Four'as Politica Dalam Pembagian Kekuasaan di Era Negara Demokrasi Modern Saat Ini - Telusur

Four'as Politica Dalam Pembagian Kekuasaan di Era Negara Demokrasi Modern Saat Ini

Ilustrasi. Foto: Ist

telusur.co.id -Oleh. : Agus Widjajanto, Praktisi Hukum, Pemerhati Sosial Budaya Politik . 

Trias Politica adalah suatu konsep politik membagi dengan cara melakukan pemisahan kekuasaan menjadi tiga kekuasaan , yang saat ini dikenal dalam sistem politik pada negara negara demokrasi modern pasca perang dunia kedua , termasuk Indonesia , pertama kali dikemukakan oleh seorang pemikir dan filsuf inggris yaitu John Locke yang lalu disempurnakan oleh Montesquie yang bertujuan untuk mencegah kekuasaan negara yang bersifat Absolut , 

Pemisahan kekuasaan ( Separation Of Power) yang dalam bahasa Belanda disebut Scheiding der Machten dibagi dalam tiga kekuasaan yang merupakan pembagian kekuasaan pemerintahan dalam suatu negara yakni : Eksekutif , Legislatif dan yudikatif .

Indonesia sendiri sebagai negara demokrasi yang dibentuk sejak awal oleh para pendiri bangsa memang telah mengadopsi dari Teory kekuasaan dari John Loch dan Montesquie , dengan konsep yang disesuaikan dengan kondisi Indonesia yang berdasarkan Pancasila yang tujuan nya juga sama agar terjadi kontrol terhadap penguasa jangan sampai terjadi kekuasaan yang absolut , dimana memang negara ini dibentuk berdasarkan ide dari pemerintahan desa tapi dalam lingkup Negara. 

Legislatif bertugas untuk membuat dan menyetujui Undang Undang dalam hal ini adalah DPR ( Dewan Perwakilan Rakyat) , Eksekutif adalah bertugas sebagai pelaksana dari undang undang , yang dalam hal ini presiden dan wakil presiden serta anggauta kabinet nya yakni menteri menteri serta, kepala daerah baik gubernur kepala Daerah tingkat propinsi , bupati walikota kepala daerah untuk kabupaten dan kota madya , hingga kebawah . Sedangkan Yudikatif bertugas mempertahankan pelaksanaan Undang undang yakni dalam bidang penegakan hukum . Bahwa sebenarnya sesuai amanat undang undang Dasar dan undang undang lembaga yudikatif bersifat independen dan terbebas dari segala intervensi , yang di Indonesia lembaga ini adalah Mahkamah Agung beserta lembaga dibawahnya , dan Mahkamah Kontitusi dimana kedua lembaga yudikatif tersebut mempunyai kewenangan dan kekuasaan yudikatif yang berbeda. 

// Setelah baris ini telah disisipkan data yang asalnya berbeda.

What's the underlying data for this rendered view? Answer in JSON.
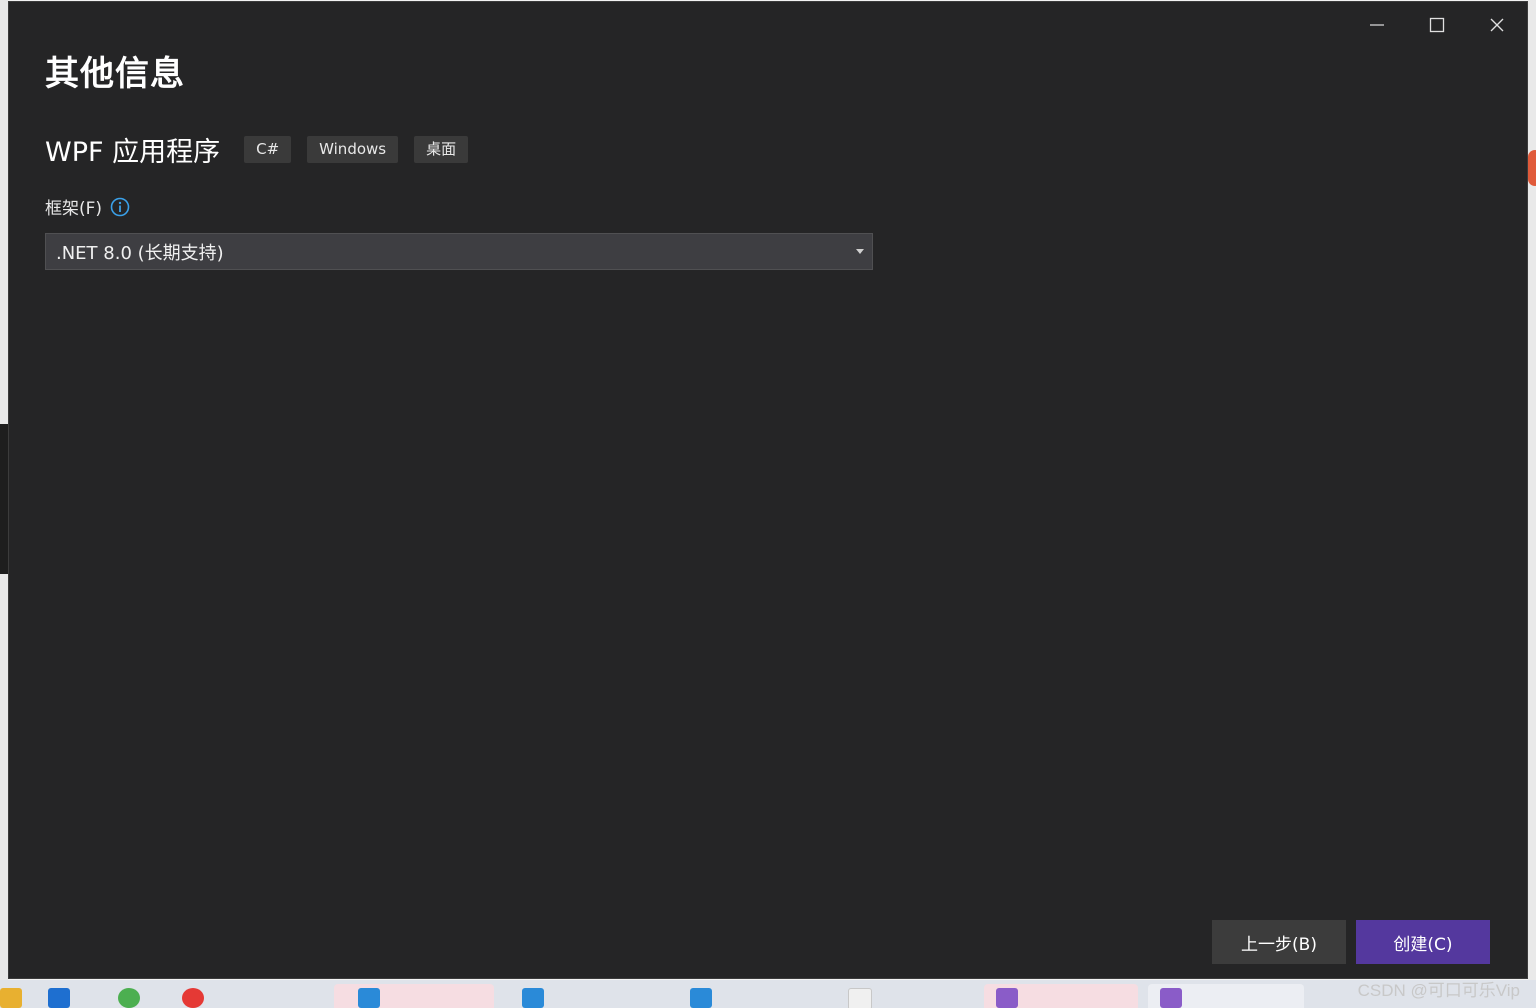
{
  "dialog": {
    "title": "其他信息",
    "project_name": "WPF 应用程序",
    "tags": [
      "C#",
      "Windows",
      "桌面"
    ],
    "framework_label": "框架(F)",
    "framework_value": ".NET 8.0 (长期支持)",
    "back_button": "上一步(B)",
    "create_button": "创建(C)"
  },
  "watermark": "CSDN @可口可乐Vip",
  "colors": {
    "dialog_bg": "#252526",
    "create_accent": "#54389e",
    "info_icon": "#3aa0e8"
  }
}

Fenomena yang terjadi saat ini dalam kehidupan berbangsa dan bernegara serta bermasyarakat, yang selalu berperan aktif pada setiap lini kehidupan bernegara yang memang dibutuhkan dalam masyarakat modern , yakni pers atau media , dimana fenomena pemberitaan oleh pers atau media baik media cetak, media elektronik seperti TV , maupun media online melalui internet , yang awalnya merupakan pengontrol dalam penerapan Hak asasi manusia dan pengontrol kekuasaan bagi pemerintah agar tidak menjadi kekuasaan yang Absolute, telah bergeser peran dan fungsinya dimana media atau pers berperan aktif selaku pendukung pemerintahan dalam kaitan kepentingan dalam sistem multi partai dan sistem pemilihan langsung , yang sangat ditentukan oleh keputusan pemilik dari media tersebut, yang kalau boleh saya katakan seperti pisau bermata dua , dimana mata yang satu sebagai pengontrol dan peliput berita, yang kedua sebagai pendukung kebijakan penguasa yang bertugas melakukan. Sosialisasi dan pembenaran atas peran penguasa . Lebih lebih pada masa Reformasi saat ini, banyak sekali berdiri dan menjamurkan lembaga swadaya masyarakat , telah dijadikan alat untuk menghantam dan menakuti yang dilakukan oleh direksi BUMN , yang kadang sangat merugikan Kas Negara, yang karena peranya sangat fital saat ini, Kani bahkan berpendapat, Bahwa media , Pers, LSM , telah berperan menjadi angkatan ke 4 dalam Teory nya John Lockook maupun Montesquie , menjadi , kekuasaan Eksekutif , Legislatif, Yudikatif , dan mediatif, atau LSM tif, yang saat ini peran mereka sangat diperhitungkan , dan itu terjadi juga pada negara Maju macam Amerika, cuma LSM di Indonesia belum bisa diterima untuk berjaga sebagai menjaga Stabilitas , Yang oleh beberapa oknum LSM telah melakukan tindakan tercelaa . Disamping lembaga , Eksekutif , Legislatif dan Yudikatif .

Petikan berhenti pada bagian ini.